Page:Baudry - Rue Principale 1 les Lortie, 1940.djvu/203

La bibliothèque libre.
Cette page a été validée par deux contributeurs.
201
LES LORTIE

— Pas long, pas long, fit-elle ; c’est pas demain matin non plus ! Mais toute de même, c’est mieux que de ne pas les ravoir pantoute !

— Tu acceptes, Cunégonde, tu acceptes ?

Elle eut un sursaut d’énergie.

— Non ! clama-t-elle. Non, bout de peanut, j’accepte pas ! Tu vas me promettre dix piastres par semaine, puis quand viendra le temps de me les payer, tu me les payeras pas !

Une fois encore, le chef intervint :

— Mademoiselle Décarie, si Lanctôt prend l’engagement de vous rembourser dix dollars par semaine, il le tiendra, vous pouvez me croire !

— Tu vois bien ! Le chef Langelier a confiance en moi, lui ! triompha Lanctôt.

— Moi, confiance en vous ! rétorqua Langelier. Pas plus qu’en une vieille cent percée ! Seulement, si mademoiselle Décarie accepte votre proposition, les dix piastres, c’est pas à elle que vous les payerez toutes les semaines, c’est à moi ! Puis la première fois que vous oublierez de venir faire votre paiement à l’heure dite, je vous reflanque dedans et vous pouvez prendre ma parole que cette fois-là, il y aura pas de revenez-y. Vous y resterez !

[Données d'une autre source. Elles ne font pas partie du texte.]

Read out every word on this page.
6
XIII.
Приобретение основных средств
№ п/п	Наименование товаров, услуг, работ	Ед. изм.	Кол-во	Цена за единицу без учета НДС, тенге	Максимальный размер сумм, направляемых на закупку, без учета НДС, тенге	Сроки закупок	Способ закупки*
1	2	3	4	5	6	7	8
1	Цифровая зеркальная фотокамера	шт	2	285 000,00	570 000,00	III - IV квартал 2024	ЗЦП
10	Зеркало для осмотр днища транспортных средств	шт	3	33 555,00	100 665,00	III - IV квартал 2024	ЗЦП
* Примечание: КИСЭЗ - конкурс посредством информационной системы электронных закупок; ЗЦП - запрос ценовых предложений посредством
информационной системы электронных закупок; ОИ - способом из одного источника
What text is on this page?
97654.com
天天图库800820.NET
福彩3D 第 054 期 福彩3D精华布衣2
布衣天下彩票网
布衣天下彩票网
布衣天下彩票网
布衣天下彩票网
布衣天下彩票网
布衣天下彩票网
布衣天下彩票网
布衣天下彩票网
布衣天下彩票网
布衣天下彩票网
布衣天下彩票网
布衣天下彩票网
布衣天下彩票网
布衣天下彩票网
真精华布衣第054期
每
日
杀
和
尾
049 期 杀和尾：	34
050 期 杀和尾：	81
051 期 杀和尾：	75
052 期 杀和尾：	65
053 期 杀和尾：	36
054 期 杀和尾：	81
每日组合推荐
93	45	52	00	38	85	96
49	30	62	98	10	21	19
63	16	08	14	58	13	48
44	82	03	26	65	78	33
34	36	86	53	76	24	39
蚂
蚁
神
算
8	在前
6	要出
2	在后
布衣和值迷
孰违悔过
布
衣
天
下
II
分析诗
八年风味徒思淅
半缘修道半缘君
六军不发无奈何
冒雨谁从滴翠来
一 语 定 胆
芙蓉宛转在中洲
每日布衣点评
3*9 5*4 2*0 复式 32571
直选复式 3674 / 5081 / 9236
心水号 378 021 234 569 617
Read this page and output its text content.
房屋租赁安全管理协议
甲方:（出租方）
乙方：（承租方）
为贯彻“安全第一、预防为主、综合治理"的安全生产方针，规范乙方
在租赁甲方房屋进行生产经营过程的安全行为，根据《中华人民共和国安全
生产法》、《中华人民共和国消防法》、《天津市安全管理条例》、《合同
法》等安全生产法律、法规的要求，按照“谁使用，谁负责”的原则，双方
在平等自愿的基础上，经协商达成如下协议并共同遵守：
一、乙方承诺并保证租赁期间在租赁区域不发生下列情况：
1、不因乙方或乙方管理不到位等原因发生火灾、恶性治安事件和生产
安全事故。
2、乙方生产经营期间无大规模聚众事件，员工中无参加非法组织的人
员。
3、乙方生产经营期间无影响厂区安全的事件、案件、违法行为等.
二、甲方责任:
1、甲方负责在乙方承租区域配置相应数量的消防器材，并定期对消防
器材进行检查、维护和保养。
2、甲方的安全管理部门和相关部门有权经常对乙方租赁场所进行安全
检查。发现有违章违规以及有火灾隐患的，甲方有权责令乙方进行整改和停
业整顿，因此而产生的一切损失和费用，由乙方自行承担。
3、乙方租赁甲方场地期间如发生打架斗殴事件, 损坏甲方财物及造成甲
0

— De même, conclut Cunégonde, ça me va !

Et c’est ainsi que Lanctôt, dix minutes plus tard, arpentait les trottoirs de la rue Principale, en se demandant comment il allait faire, non pas pour tenir ses engagements, mais pour ne pas les tenir ; ce qui avec un homme de la trempe du chef Langelier, ne devait pas être précisément facile.